The first thing that strikes you about the PageSpeedy report for the new Blaenau Gwent site, is that Google doesn’t think it’s mobile friendly. Now, when you take a look at the mobile screenshot, it looks OK, doesn’t it? So, there’s something else going on, here.
The Google mobile check can only look at the information you offer it. If you’ve got key files blocked in your robots.txt (your CSS files, for example) then Google won’t see them, and more importantly, won’t follow their instructions for rendering the site for mobile. So you have a beautiful mobile site, that all your users get to see, but that Google knows nothing about – and that will affect your position in search results pages. Unblocking these resources is a relatively simple step, and it makes for an easy win that will improve your internet profile.

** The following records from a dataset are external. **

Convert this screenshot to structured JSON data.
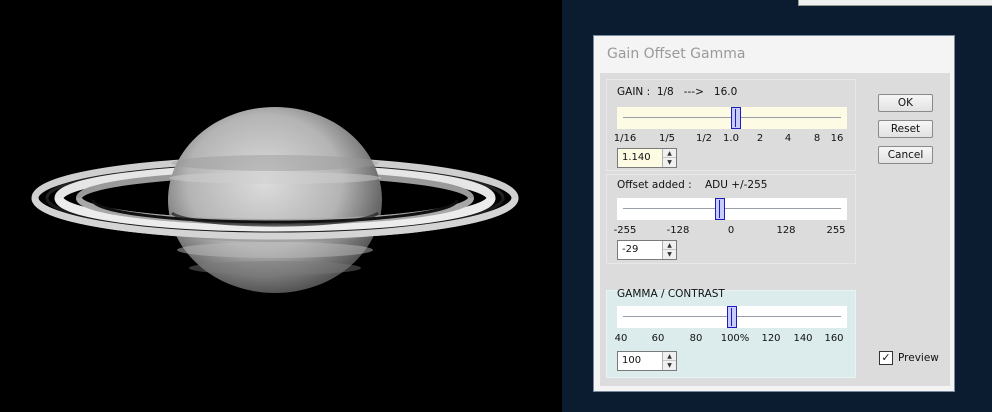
{
  "dialog": {
    "title": "Gain Offset Gamma",
    "gain": {
      "label": "GAIN :  1/8   --->   16.0",
      "ticks": [
        "1/16",
        "1/5",
        "1/2",
        "1.0",
        "2",
        "4",
        "8",
        "16"
      ],
      "value": "1.140",
      "slider_position_fraction": 0.52
    },
    "offset": {
      "label": "Offset added :    ADU +/-255",
      "ticks": [
        "-255",
        "-128",
        "0",
        "128",
        "255"
      ],
      "value": "-29",
      "slider_value": -29,
      "slider_range": [
        -255,
        255
      ]
    },
    "gamma": {
      "label": "GAMMA / CONTRAST",
      "ticks": [
        "40",
        "60",
        "80",
        "100%",
        "120",
        "140",
        "160"
      ],
      "value": "100",
      "slider_value": 100,
      "slider_range": [
        40,
        160
      ]
    },
    "buttons": {
      "ok": "OK",
      "reset": "Reset",
      "cancel": "Cancel"
    },
    "preview": {
      "label": "Preview",
      "checked": true
    }
  },
  "icons": {
    "spin_up": "▲",
    "spin_down": "▼",
    "check": "✓"
  },
  "colors": {
    "gain_slider_bg": "#fdfbe3",
    "gamma_group_bg": "#dcecec",
    "thumb_fill": "#c8ccf8",
    "thumb_border": "#1c1cc0"
  }
}
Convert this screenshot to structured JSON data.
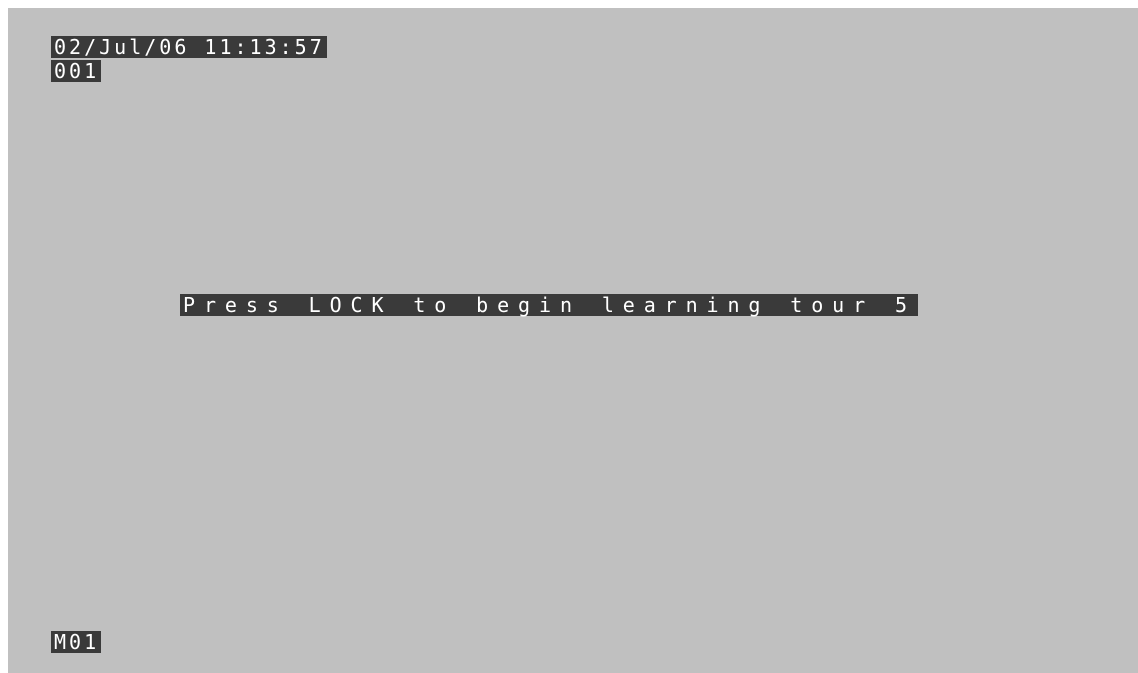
{
  "osd": {
    "datetime": "02/Jul/06 11:13:57",
    "camera_number": "001",
    "message": "Press LOCK to begin learning tour 5",
    "monitor_id": "M01"
  },
  "colors": {
    "background": "#c0c0c0",
    "label_background": "#3a3a3a",
    "label_text": "#ffffff"
  }
}
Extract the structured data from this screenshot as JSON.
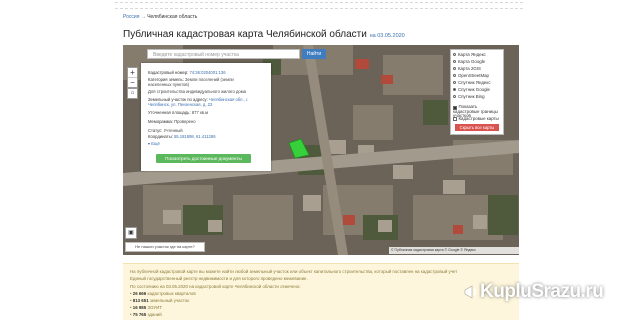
{
  "breadcrumb": {
    "link": "Россия",
    "sep": "→",
    "current": "Челябинская область"
  },
  "page": {
    "title": "Публичная кадастровая карта Челябинской области",
    "date": "на 03.05.2020"
  },
  "search": {
    "placeholder": "Введите кадастровый номер участка",
    "button": "Найти"
  },
  "map_controls": {
    "zoom_in": "+",
    "zoom_out": "−",
    "home": "⌂",
    "legend": "▣"
  },
  "card": {
    "cad_label": "Кадастровый номер:",
    "cad_value": "74:36:0204001:136",
    "cat_label": "Категория земель:",
    "cat_value": "Земли поселений (земли населенных пунктов)",
    "use_value": "Для строительства индивидуального жилого дома",
    "addr_label": "Земельный участок по адресу:",
    "addr_value": "Челябинская обл., г. Челябинск, ул. Пензенская, д. 22",
    "area_label": "Уточненная площадь:",
    "area_value": "877 кв.м",
    "own_label": "Меморамма:",
    "own_value": "Проверено",
    "status_label": "Статус:",
    "status_value": "Учтенный",
    "coords_label": "Координаты:",
    "coords_value": "55.181898, 61.411286",
    "more": "▾ Ещё",
    "button": "Посмотреть достоинные документы"
  },
  "layers": {
    "options": [
      {
        "label": "Карта Яндекс",
        "on": false
      },
      {
        "label": "Карта Google",
        "on": false
      },
      {
        "label": "Карта 2GIS",
        "on": false
      },
      {
        "label": "OpenStreetMap",
        "on": false
      },
      {
        "label": "Спутник Яндекс",
        "on": false
      },
      {
        "label": "Спутник Google",
        "on": true
      },
      {
        "label": "Спутник Bing",
        "on": false
      }
    ],
    "chk1": "Показать кадастровые границы участков",
    "chk2": "Кадастровые карты",
    "close": "Скрыть все карты"
  },
  "map_notfound": "Не нашли участок где на карте?",
  "attribution": "© Публичная кадастровая карта © Google © Яндекс",
  "info": {
    "line1": "На публичной кадастровой карте вы можете найти любой земельный участок или объект капитального строительства, который поставлен на кадастровый учет",
    "line2": "Единый государственный реестр недвижимости и для которого проведено межевание.",
    "line3": "По состоянию на 03.05.2020 на кадастровой карте Челябинской области отмечено:",
    "stats": [
      {
        "num": "26 666",
        "text": "кадастровых кварталов"
      },
      {
        "num": "813 651",
        "text": "земельный участок"
      },
      {
        "num": "16 985",
        "text": "ЗОУИТ"
      },
      {
        "num": "75 765",
        "text": "зданий"
      }
    ]
  },
  "watermark": {
    "text": "KupluSrazu.ru"
  }
}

A lot of space on the homepage is taken up with News/Events and the (rather strangely entitled) “Engagement” section. Our research and data shows that news typically accounts for around 3%-4% of site traffic, so filling almost all of the homepage with this stuff effectively pushes the majority of users into the small “Most Popular” box on the right hand side of the homepage.
Menus and Navigation
Blaenau Gwent have gone for icon driven mega-menus, which present the information in a clear and easy to scan way. It’s let down a little bit, by the actual structure of the site, though. Many of the headings (including “Building Control”, “Highways and Cleansing”, “Environmental Health”) are not telling people what they can achieve. Menu and task headings should give clear indications as to what the user is going to do – Good Services are Verbs bad Services are Nouns.
Gateway / Landing Pages
Again, the navigational pages beneath the menu are clear and easy to scan, with good use of space and aligning of the titles. A user can quickly go across the headings to work out what is underneath each of them. The underlying structure is still a problem, but design-wise, this is a pretty useful layout.
We’re not doing in-depth usability testing on sites (though if you’d like us to, do get in touch!) but we’ve had a quick go at achieving some common, often high-volume, user tasks.
There is little in the way of integration between the main site and any of the additional services the council offers. The bin and recycling information is presented in a couple of very large (88 and 109 page) PDFs, which people would need to plough through to find their collection information.
Libraries and Leisure
Leisure suffers greatly from the navigational structure of the site. Anything that relates to an actual activity (parks, playgrounds, pools, libraries, etc) is buried in a “Visitors” section, which bears little relation to how ordinary residents might approach the task of finding these things.
To find a library, we had to resort to searching the site, finding a passing reference to the library name in the Housing section, and then searching Google for that name, to find any information about it. Libraries and Leisure have been farmed out to a leisure trust and all the related information is on their site – there’s been no attempt to include even basic information on the main site. We weren’t really looking into the leisure trust’s site itself, but we did notice that it falls foul of many of the issues that use to plague local government sites ten years ago, such as telling you all about how the trust works, but little about the facilities.
Overall, the new design for the Blaenau Gwent site does have many nice, usable features, but it is severely let down by the organisation of the content, a lack of integration with other services, and the disjointed nature of some of the service delivery in the council.
It can be very difficult to cover up the organisational vaguaries over how services are managed and delivered, but it’s important to keep our eyes on the ball – users need a quick, easy way of accessing that information, however difficult it is to compile. Unfortunately, this hasn’t quite been managed with this site, as yet.